Mechanistic Differences between Torsemide and Furosemide
- PMID: 39196651
- PMCID: PMC11706557
- DOI: 10.1681/ASN.0000000000000481
Mechanistic Differences between Torsemide and Furosemide
Abstract
Key Points:
Oral torsemide was not superior to furosemide in measures of renal tubular delivery or duration of action.
A dose equivalence of approximately 40 mg oral furosemide:10 mg oral torsemide resulted in similar natriuresis.
The two-fold higher doses of torsemide did not improve fluid status due to the kidney’s compensation.
Background: Torsemide is proposed to have clinically important pharmacokinetic and pharmacodynamic advantages over furosemide. However, clinical outcomes did not differ in the Torsemide Comparison with Furosemide for Management of Heart Failure (TRANSFORM) randomized trial.
Methods: We conducted a multicenter mechanistic substudy of patients with heart failure randomized to oral furosemide or torsemide (TRANSFORM-Mechanism trial). At baseline and 30 days, participants underwent detailed assessments of pharmacokinetic and pharmacodynamic parameters.

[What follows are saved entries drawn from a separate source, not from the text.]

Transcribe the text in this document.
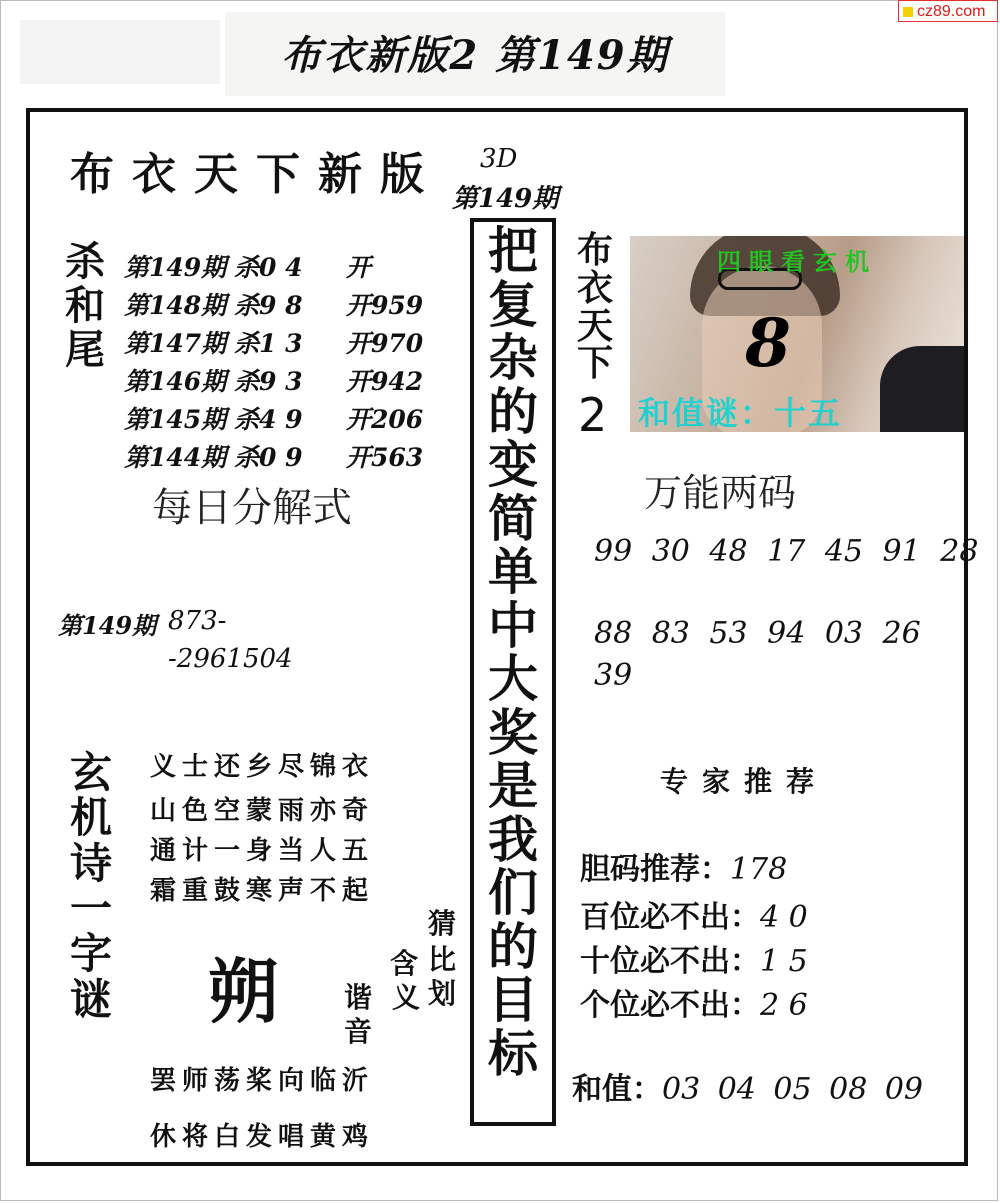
布衣新版2 第149期
cz89.com
布衣天下新版 3D
第149期
杀
和
尾
第149期 杀0 4 开
第148期 杀9 8 开959
第147期 杀1 3 开970
第146期 杀9 3 开942
第145期 杀4 9 开206
第144期 杀0 9 开563
每日分解式
第149期 873-
-2961504
玄
机
诗
一
字
谜
义士还乡尽锦衣
山色空蒙雨亦奇
通计一身当人五
霜重鼓寒声不起
朔
猜
比
划
含
义
谐
音
罢师荡桨向临沂
休将白发唱黄鸡
把复杂的变简单中大奖是我们的目标
布
衣
天
下
2
四眼看玄机
8
和值谜：十五
万能两码
99 30 48 17 45 91 28
88 83 53 94 03 26
39
专家推荐
胆码推荐：178
百位必不出：4 0
十位必不出：1 5
个位必不出：2 6
和值：03 04 05 08 09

Results: The TRANSFORM-Mechanism trial enrolled 88 participants. Kidney bioavailability, or the proportion of dose delivered to the tubular site of action, was significantly less with torsemide compared with furosemide (median, 17.1% [interquartile range, 12.3%–23.5%] versus 24.8% [16.6%–34.1%], P < 0.001). Furosemide had a longer duration of kidney drug delivery and natriuresis (P ≤ 0.004 for both). Prescribed doses of furosemide and torsemide in the TRANSFORM-Mechanism trial were similar to the TRANSFORM trial, with clinicians on average using a 2:1 dose equivalence conversion between drugs. However, these doses resulted in a substantially greater natriuresis with torsemide (P < 0.001). A dose equivalence of approximately 4:1 resulted in similar natriuresis. Higher diuretic doses in the torsemide group resulted in mild perturbations in kidney function and significant increases in renin, aldosterone, and norepinephrine (P < 0.05 for all). Plasma volume (P = 0.52) and body weight (P = 0.89) did not improve with torsemide versus furosemide.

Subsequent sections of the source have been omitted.